We made up Germany's housing shortage. There were secret underground cities where workers had more luxuries than their American counterparts.
We made up the failures of housing programmes in the Third Reich. Not the failures of Weimar's programmes, though, then everything we say is true, despite the methodology being the same.
We made up land hunger and suffering in the countryside. There were millions of hectares of secret underground hydroponical farms.
We made up the qualitative difference between radios available to German and American consumers.
he technical specifications and consumer responses were fabricated postwar and all radios smashed into pieces to hide the coverup.
We fabricated all statistics on interwar German wages.
We made up the Reichsbank, RWM and RFM notes, the memoranda, the meeting records and all other documents related to the German economy in the 20s and 30s. They should not be used for historical analysis.
We made up the very idea that living standards can be inferred from wages, prices, access to housing, access to consumer goods, work hours and the like. Living standards are measured in ocean liners, of which only Germany had.
We made up America's edge in using economies of scale. All of Hitler's writings on replicating America's economies of scale were forged postwar. Hitler was ignorant of America and did not strategize on how to react to its rise.
We made up roundups and conscription in the acquisition of foreign labor. Millions of the General Government's enemy population, as you yourself put it, voluntarily enlisted to live under highly restrictive conditions in Germany.
> Either there exist equal standards or allied claims and allegation are just victors "justice", a vendetta against the country that doesn't bow to anglo-american "order" AKA hegemony.
All evidence disproving your claims can be a priori dismissed as a fabrication. Hence your claims are always true.

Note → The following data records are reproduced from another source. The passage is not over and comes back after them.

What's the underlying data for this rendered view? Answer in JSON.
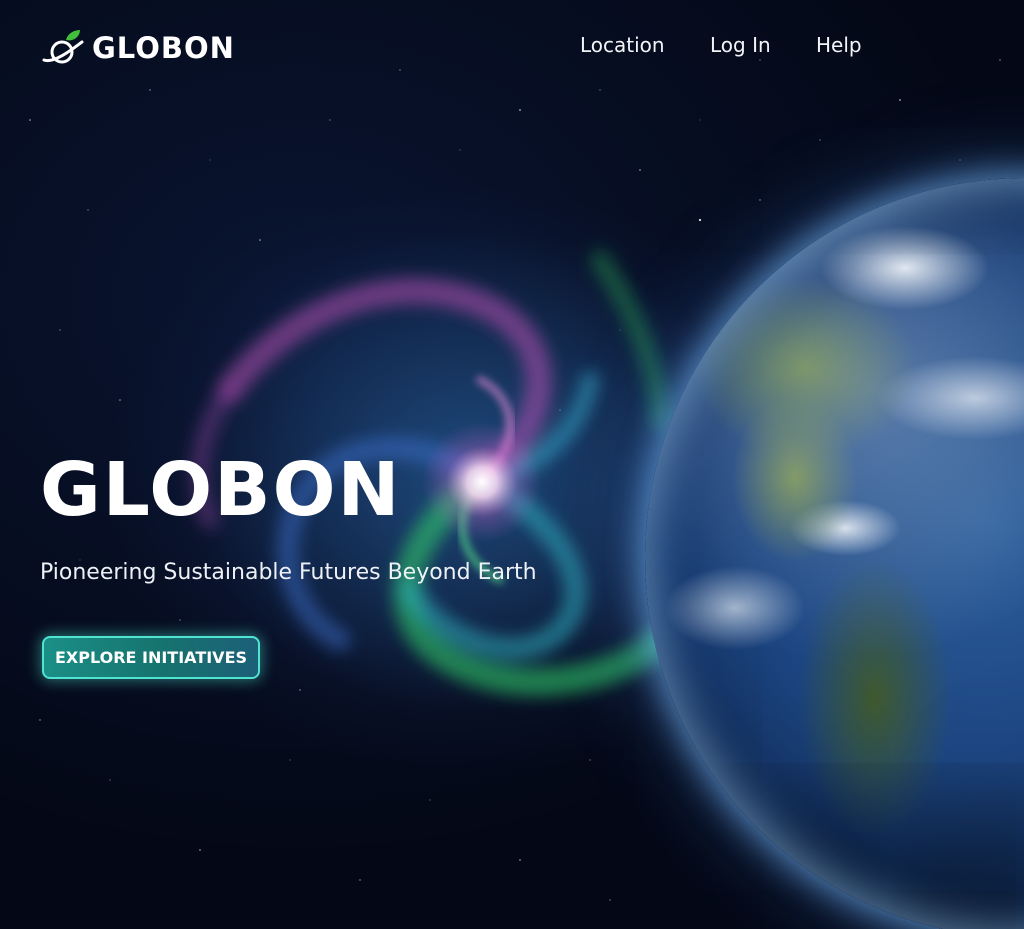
{
  "brand": {
    "name": "GLOBON",
    "logo_icon": "planet-leaf-icon",
    "accent_color": "#3fbf3a"
  },
  "nav": {
    "items": [
      {
        "label": "Location"
      },
      {
        "label": "Log In"
      },
      {
        "label": "Help"
      }
    ]
  },
  "hero": {
    "title": "GLOBON",
    "subtitle": "Pioneering Sustainable Futures Beyond Earth",
    "cta_label": "EXPLORE INITIATIVES",
    "cta_color": "#1a8f86"
  },
  "background": {
    "elements": [
      "galaxy",
      "earth",
      "stars"
    ]
  }
}
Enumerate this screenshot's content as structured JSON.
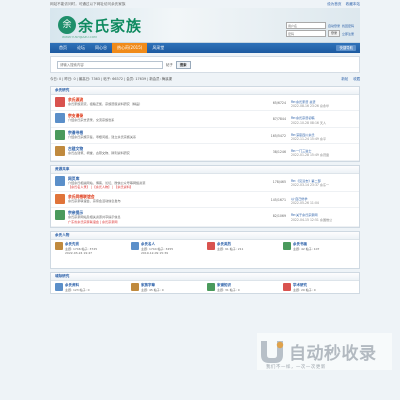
{
  "topbar": {
    "notice": "网站不能访问时，可通过以下网址访问余氏家族",
    "links": [
      "设为首页",
      "收藏本站"
    ]
  },
  "header": {
    "logo_mark": "余",
    "logo_text": "余氏家族",
    "logo_sub": "WWW.YUSHIJIAZU.COM",
    "username_placeholder": "用户名",
    "password_placeholder": "密码",
    "auto_login": "自动登录",
    "forgot": "找回密码",
    "login_btn": "登录",
    "register_btn": "立即注册"
  },
  "nav": {
    "items": [
      {
        "label": "首页",
        "active": false
      },
      {
        "label": "论坛",
        "active": false
      },
      {
        "label": "同心谷",
        "active": false
      },
      {
        "label": "热心莳(2015)",
        "active": true
      },
      {
        "label": "风采堂",
        "active": false
      }
    ],
    "quick": "快捷导航"
  },
  "search": {
    "placeholder": "请输入搜索内容",
    "scope": "帖子",
    "button": "搜索"
  },
  "stats": {
    "left": "今日: 0 | 昨日: 0 | 最高日: 7363 | 帖子: 66372 | 会员: 17639 | 新会员: 梅溪渠",
    "links": [
      "新帖",
      "收藏"
    ]
  },
  "sections": [
    {
      "title": "余氏研究",
      "forums": [
        {
          "name": "余氏源流",
          "desc": "余氏家族源流，祖籍迁徙，宗族谱牒资料研究（精品）",
          "links": "",
          "counts": "65/6724",
          "last_title": "Re:余氏家谱 总谱",
          "last_time": "2022-08-16 23:26 泉永华",
          "color": "#d9534f",
          "red": true
        },
        {
          "name": "宗支谱录",
          "desc": "介绍余氏宗支谱录，交流宗族世系",
          "links": "",
          "counts": "87/7844",
          "last_title": "Re:余氏宗谱初稿",
          "last_time": "2022-10-28 08:16 天人",
          "color": "#5b8fc9",
          "red": true
        },
        {
          "name": "宗谱寻根",
          "desc": "介绍余氏宗族字辈，寻根问祖，建立余氏宗族关系",
          "links": "",
          "counts": "165/5472",
          "last_title": "Re:深思四川余氏",
          "last_time": "2022-11-24 15:49 余平",
          "color": "#4a9a5c",
          "red": false
        },
        {
          "name": "古建文物",
          "desc": "余氏古建筑、祠堂、古墓文物、碑刻资料研究",
          "links": "",
          "counts": "38/1246",
          "last_title": "Re:一门三进士",
          "last_time": "2022-01-28 15:49 余蔚雯",
          "color": "#c08a3e",
          "red": false
        }
      ]
    },
    {
      "title": "资源共享",
      "forums": [
        {
          "name": "网页库",
          "desc": "介绍余氏相关网站、博客、论坛、微信公众号等网络资源",
          "links": "【余氏名人录】 | 【余氏人物】 | 【余氏资料】",
          "counts": "178/465",
          "last_title": "Re:《见清志》第二部",
          "last_time": "2022-03-14 23:37 余东一",
          "color": "#5b8fc9",
          "red": false
        },
        {
          "name": "余氏同根联谊会",
          "desc": "余氏宗亲联谊会、宗亲会活动信息发布",
          "links": "",
          "counts": "145/1671",
          "last_title": "以·自己修学",
          "last_time": "2022-05-26 11:04",
          "color": "#e0743a",
          "red": true
        },
        {
          "name": "宗亲提示",
          "desc": "余氏宗亲网站及相关资源共享提示信息",
          "links": "广东省余氏宗亲联谊会 | 余氏宗亲网",
          "counts": "82/1069",
          "last_title": "Re:关于余氏宗亲网",
          "last_time": "2022-04-15 12:51 余国维公",
          "color": "#4a9a5c",
          "red": false
        }
      ]
    },
    {
      "title": "余氏人物",
      "grid": [
        {
          "name": "余氏先贤",
          "a": "主题: 1746  帖子: 3725",
          "b": "2022-03-24 19:47",
          "color": "#c08a3e"
        },
        {
          "name": "余氏名人",
          "a": "主题: 1744  帖子: 3455",
          "b": "2019-12-09 15:39",
          "color": "#5b8fc9"
        },
        {
          "name": "余氏英烈",
          "a": "主题: 91  帖子: 211",
          "b": "",
          "color": "#d9534f"
        },
        {
          "name": "余氏书画",
          "a": "主题: 42  帖子: 107",
          "b": "",
          "color": "#4a9a5c"
        }
      ]
    },
    {
      "title": "城际研究",
      "grid": [
        {
          "name": "余氏资料",
          "a": "主题: 123  帖子: 0",
          "b": "",
          "color": "#5b8fc9"
        },
        {
          "name": "家族字辈",
          "a": "主题: 45  帖子: 0",
          "b": "",
          "color": "#c08a3e"
        },
        {
          "name": "家谱知识",
          "a": "主题: 31  帖子: 0",
          "b": "",
          "color": "#4a9a5c"
        },
        {
          "name": "学术研究",
          "a": "主题: 20  帖子: 0",
          "b": "",
          "color": "#d9534f"
        }
      ]
    }
  ],
  "watermark": {
    "brand": "自动秒收录",
    "sub": "我们不一样，一次一次更新"
  }
}
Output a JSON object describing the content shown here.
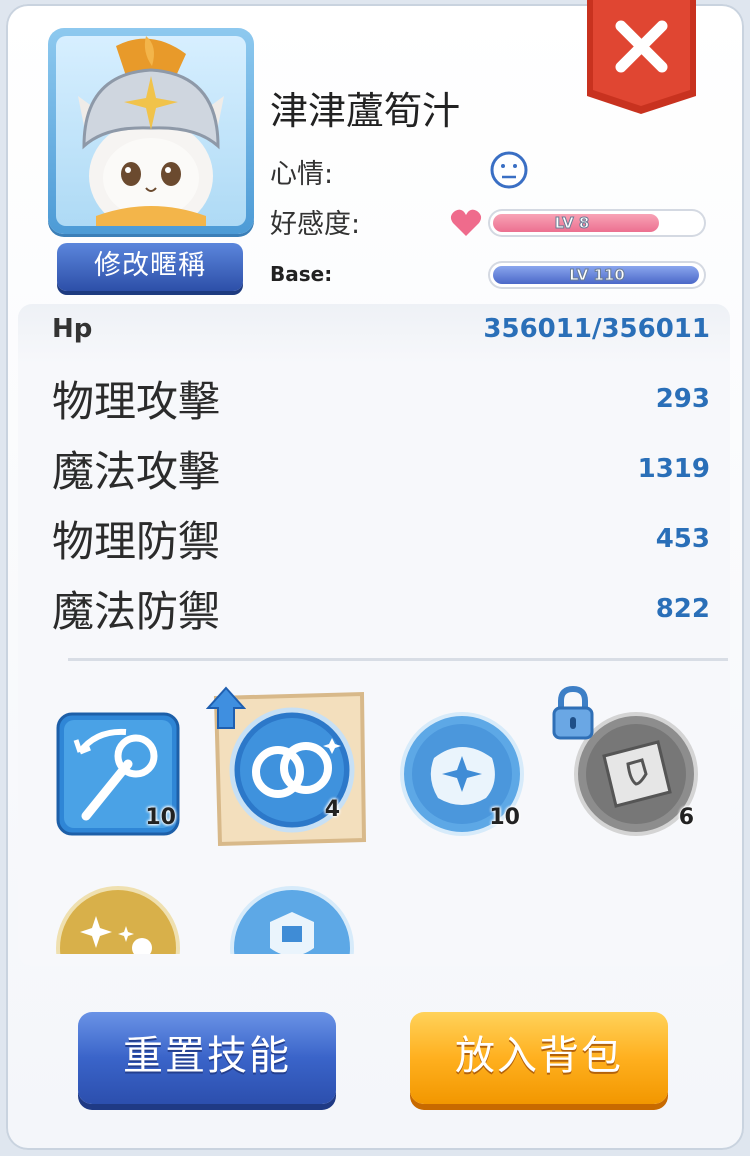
{
  "profile": {
    "name": "津津蘆筍汁",
    "rename_label": "修改暱稱",
    "mood_label": "心情:",
    "favor_label": "好感度:",
    "base_label": "Base:",
    "favor_level": "LV 8",
    "base_level": "LV 110"
  },
  "stats": {
    "hp_label": "Hp",
    "hp_value": "356011/356011",
    "rows": [
      {
        "label": "物理攻擊",
        "value": "293"
      },
      {
        "label": "魔法攻擊",
        "value": "1319"
      },
      {
        "label": "物理防禦",
        "value": "453"
      },
      {
        "label": "魔法防禦",
        "value": "822"
      }
    ]
  },
  "skills": [
    {
      "icon": "staff-icon",
      "level": "10"
    },
    {
      "icon": "rings-icon",
      "level": "4"
    },
    {
      "icon": "burst-icon",
      "level": "10"
    },
    {
      "icon": "book-icon",
      "level": "6"
    }
  ],
  "actions": {
    "reset_label": "重置技能",
    "store_label": "放入背包"
  },
  "colors": {
    "accent_blue": "#2a6fb8",
    "close_red": "#d93b2a",
    "favor_pink": "#f08aa3",
    "base_blue": "#5b79d6"
  }
}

> What exist are traditional juridical definition of slavery since Roman times.
Present-day legal definitions of slavery would apply to such cases. So would present dictionary definitions. I bet you would also call it slavery if you were on the receiving end. If rounding up enemies of the people into unpaid work in Siberia is slavery, so is rounding up a camp population for unpaid work in the Ruhr and Silesia.
>>/32139/
Ah yes, three pictures of slums debunk a study commissioned by the Ford Motor Company in 1929 with hard data. I'm devastated.
> What do you know at all?
The ratio of agricultural land to agricultural population was vastly better in America compared to Germany.